Step 12: Finishing Battery - BMS, Wiring

Soldered BMS balance wires that was in new BMS package.
More insulation, placed BMS in place and soldered power wires regarding wiring diagram provided by BMS seller. Negative terminal goes to BMS B terminal, then from C terminal, thru the fuse housing was soldered to negative XT60 terminal. Positive XT60 terminal connected directly to the battery positive side.

Final check - does everything was made correctly. Time to mount battery inside the scooter body. As you could see - battery sits almost flush with scooter bottom. I’m very happy with that.

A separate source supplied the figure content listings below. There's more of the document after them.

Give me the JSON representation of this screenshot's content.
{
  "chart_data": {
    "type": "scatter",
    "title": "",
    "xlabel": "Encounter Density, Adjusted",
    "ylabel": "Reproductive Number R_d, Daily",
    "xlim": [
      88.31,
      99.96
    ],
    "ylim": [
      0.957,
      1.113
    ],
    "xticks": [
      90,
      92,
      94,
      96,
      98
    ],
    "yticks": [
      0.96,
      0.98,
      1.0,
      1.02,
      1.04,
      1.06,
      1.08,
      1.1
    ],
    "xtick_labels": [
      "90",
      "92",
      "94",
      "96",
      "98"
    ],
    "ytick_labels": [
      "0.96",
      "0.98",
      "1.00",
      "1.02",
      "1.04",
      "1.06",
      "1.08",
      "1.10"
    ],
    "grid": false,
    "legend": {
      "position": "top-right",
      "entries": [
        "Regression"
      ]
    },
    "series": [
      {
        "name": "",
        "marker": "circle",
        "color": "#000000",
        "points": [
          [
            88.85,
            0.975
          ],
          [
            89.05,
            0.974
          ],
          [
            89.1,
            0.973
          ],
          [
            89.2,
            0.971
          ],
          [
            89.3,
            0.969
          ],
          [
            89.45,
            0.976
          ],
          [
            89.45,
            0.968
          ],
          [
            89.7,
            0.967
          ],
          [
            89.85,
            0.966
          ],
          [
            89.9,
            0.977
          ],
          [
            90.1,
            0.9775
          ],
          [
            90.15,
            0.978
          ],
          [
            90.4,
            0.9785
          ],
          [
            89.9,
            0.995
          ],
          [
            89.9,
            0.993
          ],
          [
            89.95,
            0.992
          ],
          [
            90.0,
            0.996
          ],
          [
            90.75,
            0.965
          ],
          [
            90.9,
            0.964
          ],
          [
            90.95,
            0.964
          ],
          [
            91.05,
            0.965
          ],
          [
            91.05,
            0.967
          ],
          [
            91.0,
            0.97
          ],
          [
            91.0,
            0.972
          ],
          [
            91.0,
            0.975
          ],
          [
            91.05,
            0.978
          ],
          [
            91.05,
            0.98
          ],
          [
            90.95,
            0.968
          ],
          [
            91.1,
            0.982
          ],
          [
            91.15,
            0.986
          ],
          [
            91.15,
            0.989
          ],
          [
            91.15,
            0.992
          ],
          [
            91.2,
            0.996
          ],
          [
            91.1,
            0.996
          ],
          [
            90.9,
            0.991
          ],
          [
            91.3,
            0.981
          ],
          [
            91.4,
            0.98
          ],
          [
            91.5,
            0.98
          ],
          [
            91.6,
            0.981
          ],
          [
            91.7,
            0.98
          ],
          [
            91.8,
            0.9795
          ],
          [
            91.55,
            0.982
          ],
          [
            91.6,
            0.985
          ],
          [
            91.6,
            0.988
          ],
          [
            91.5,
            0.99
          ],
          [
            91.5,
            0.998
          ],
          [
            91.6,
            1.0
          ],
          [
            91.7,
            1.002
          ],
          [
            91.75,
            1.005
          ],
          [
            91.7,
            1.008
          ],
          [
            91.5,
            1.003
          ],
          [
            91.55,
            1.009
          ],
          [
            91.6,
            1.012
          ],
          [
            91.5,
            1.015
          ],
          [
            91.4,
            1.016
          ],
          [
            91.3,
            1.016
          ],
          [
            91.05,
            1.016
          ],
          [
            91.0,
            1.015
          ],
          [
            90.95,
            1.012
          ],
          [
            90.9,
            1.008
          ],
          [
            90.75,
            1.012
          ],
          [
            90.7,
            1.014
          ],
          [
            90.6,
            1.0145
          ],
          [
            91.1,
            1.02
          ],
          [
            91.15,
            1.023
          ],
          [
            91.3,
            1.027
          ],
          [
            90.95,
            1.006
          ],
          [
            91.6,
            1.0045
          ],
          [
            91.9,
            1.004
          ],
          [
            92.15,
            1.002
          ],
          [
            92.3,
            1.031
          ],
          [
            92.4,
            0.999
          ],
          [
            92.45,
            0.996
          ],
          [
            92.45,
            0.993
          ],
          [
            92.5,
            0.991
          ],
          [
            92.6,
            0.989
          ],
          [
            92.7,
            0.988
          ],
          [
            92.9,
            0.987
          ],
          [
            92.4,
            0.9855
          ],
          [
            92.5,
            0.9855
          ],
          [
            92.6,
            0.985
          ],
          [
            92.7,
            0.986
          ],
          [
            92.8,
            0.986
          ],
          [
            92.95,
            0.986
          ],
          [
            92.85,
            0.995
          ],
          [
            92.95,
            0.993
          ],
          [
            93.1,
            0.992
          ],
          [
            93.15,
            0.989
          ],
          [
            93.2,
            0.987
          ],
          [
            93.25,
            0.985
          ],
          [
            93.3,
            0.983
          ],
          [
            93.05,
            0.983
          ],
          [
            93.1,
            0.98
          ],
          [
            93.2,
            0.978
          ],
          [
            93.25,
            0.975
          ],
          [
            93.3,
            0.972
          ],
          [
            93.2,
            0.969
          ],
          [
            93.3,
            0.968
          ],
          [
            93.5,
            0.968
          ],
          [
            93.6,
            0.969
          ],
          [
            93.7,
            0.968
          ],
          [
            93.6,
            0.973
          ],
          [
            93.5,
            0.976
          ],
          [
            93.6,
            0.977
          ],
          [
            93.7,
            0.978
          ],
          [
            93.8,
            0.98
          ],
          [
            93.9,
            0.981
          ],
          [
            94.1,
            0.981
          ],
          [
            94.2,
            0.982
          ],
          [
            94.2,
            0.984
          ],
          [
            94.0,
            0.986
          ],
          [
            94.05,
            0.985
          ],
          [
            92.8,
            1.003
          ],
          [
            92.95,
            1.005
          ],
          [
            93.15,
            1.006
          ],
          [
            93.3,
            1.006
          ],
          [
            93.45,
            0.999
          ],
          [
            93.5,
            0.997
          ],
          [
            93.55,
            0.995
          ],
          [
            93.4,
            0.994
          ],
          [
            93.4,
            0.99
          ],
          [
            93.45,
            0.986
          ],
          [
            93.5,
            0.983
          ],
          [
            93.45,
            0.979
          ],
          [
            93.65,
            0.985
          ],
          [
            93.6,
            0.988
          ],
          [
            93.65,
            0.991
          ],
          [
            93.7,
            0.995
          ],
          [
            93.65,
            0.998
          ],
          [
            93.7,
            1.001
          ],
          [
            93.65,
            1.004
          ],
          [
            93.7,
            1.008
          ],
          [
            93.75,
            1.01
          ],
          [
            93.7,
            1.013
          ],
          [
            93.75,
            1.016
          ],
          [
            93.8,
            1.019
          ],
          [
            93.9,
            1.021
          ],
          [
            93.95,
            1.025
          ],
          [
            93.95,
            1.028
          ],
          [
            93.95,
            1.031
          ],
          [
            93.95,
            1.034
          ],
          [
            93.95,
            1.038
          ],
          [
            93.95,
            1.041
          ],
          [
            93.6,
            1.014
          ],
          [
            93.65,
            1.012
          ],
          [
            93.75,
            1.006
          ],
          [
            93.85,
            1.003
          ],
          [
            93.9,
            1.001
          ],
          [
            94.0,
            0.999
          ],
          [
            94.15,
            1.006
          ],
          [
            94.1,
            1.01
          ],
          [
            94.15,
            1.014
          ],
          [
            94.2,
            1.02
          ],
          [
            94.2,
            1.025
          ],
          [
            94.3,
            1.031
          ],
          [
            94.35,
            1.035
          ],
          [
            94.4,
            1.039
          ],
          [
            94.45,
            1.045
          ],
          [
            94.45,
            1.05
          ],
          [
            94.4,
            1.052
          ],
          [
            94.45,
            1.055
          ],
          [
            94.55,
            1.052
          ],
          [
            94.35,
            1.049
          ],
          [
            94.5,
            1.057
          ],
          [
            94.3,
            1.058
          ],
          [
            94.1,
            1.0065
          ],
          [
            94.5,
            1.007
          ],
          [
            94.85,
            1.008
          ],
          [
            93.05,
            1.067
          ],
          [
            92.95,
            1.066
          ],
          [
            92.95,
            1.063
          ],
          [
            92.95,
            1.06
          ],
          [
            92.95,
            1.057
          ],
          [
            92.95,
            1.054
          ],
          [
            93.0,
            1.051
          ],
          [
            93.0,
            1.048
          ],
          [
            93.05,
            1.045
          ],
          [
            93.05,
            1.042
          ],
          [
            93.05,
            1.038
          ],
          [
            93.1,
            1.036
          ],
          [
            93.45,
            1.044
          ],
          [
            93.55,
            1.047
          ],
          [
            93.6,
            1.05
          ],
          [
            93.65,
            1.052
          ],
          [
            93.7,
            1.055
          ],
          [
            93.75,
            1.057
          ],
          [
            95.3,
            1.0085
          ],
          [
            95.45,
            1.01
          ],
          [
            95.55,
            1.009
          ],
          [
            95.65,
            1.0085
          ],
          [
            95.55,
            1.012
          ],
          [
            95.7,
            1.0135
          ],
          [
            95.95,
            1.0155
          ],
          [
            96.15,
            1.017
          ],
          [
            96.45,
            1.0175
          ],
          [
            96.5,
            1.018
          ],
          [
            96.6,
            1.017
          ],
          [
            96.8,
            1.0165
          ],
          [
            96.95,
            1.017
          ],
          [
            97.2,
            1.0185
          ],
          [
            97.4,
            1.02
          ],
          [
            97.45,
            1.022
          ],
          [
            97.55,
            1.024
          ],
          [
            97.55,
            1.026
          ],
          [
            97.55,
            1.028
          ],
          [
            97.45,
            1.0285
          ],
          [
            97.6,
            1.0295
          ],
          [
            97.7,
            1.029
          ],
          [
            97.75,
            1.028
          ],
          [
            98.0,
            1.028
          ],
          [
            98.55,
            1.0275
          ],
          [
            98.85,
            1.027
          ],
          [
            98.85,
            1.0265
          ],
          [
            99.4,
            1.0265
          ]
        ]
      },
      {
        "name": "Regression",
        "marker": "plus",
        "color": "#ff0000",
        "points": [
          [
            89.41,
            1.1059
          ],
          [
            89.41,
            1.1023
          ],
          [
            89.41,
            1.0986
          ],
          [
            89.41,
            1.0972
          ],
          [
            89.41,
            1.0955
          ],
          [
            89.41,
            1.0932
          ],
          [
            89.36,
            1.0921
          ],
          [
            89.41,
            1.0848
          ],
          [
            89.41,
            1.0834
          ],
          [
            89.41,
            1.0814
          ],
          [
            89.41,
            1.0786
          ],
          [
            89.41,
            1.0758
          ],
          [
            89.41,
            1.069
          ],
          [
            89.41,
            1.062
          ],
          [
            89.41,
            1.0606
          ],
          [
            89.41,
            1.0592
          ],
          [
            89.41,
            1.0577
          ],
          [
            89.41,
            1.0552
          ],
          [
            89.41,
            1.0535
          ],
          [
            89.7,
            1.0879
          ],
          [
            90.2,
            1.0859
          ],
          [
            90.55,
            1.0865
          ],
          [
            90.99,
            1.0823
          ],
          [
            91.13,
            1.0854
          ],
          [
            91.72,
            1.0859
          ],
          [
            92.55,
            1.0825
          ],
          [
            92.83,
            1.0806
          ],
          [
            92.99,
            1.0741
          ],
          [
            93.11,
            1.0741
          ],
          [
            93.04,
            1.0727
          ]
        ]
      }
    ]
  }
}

Step 13: Self Learning Procedure

Connected self learning connector, turned LCD display on and the wheel started spinning, but not in need direction. By pressing and releasing throttle we changed that and now motor spins to needed direction. To save it in controller memory turned off the system and disconnected self learning connector.

Step 14: Battery Cover

Now left to make some kind of battery cover.

From card board made this ruff cover template, took 2mm of thickness aluminum sheet, cut, bend ed, hammered it until I got this battery cover. To fix cover in place drilled bunch of holes on it, regarding that drilled and tapped holes in scooter body and secured with machine screws. Of course, painted in matt black to keep it almost invisible under the scooter.

Step 15: Final Touches

With hot glue and small plastic pieces, covered steel tube ends, to get clean look. And scooter is finished.

Step 16: Finished Scooter and Test Ride

At the moment scooter have few issues - don’t have brakes, kick stand and have very small clearance to the ground. It’s around 4 cm. It’s enough to ride in smooth roads, but in a bumpy road the battery cover potentially could get some impacts.
Despite those small issues - scooter runs awesome! It could reach 24km/h at small downhill, and 20km/h at same road running up hill. On flat road top speed is around 22km/h. Keeping in mind that my weight is 90kg - that’s really not bad result. Range per charge is between 15 and 18 km, depends how fast I’m going. One more great thing - that this scooter is still foldable, portable and weights only 12kg.

I don’t tried to make the best scooter in the world. The main goal was to check does it’s possible to use hoverboard parts, some cheap electronics and fit them nicely inside regular kick scooter. And I think I did it quite well.

I made a math and calculated that this build cost is under 200 euros. Does it worth? Yes, because I love DIY projects and learned a lot along this build about electric motors, controllers and etc. Lets say this is my first, but definitely not the last electric vehicle build.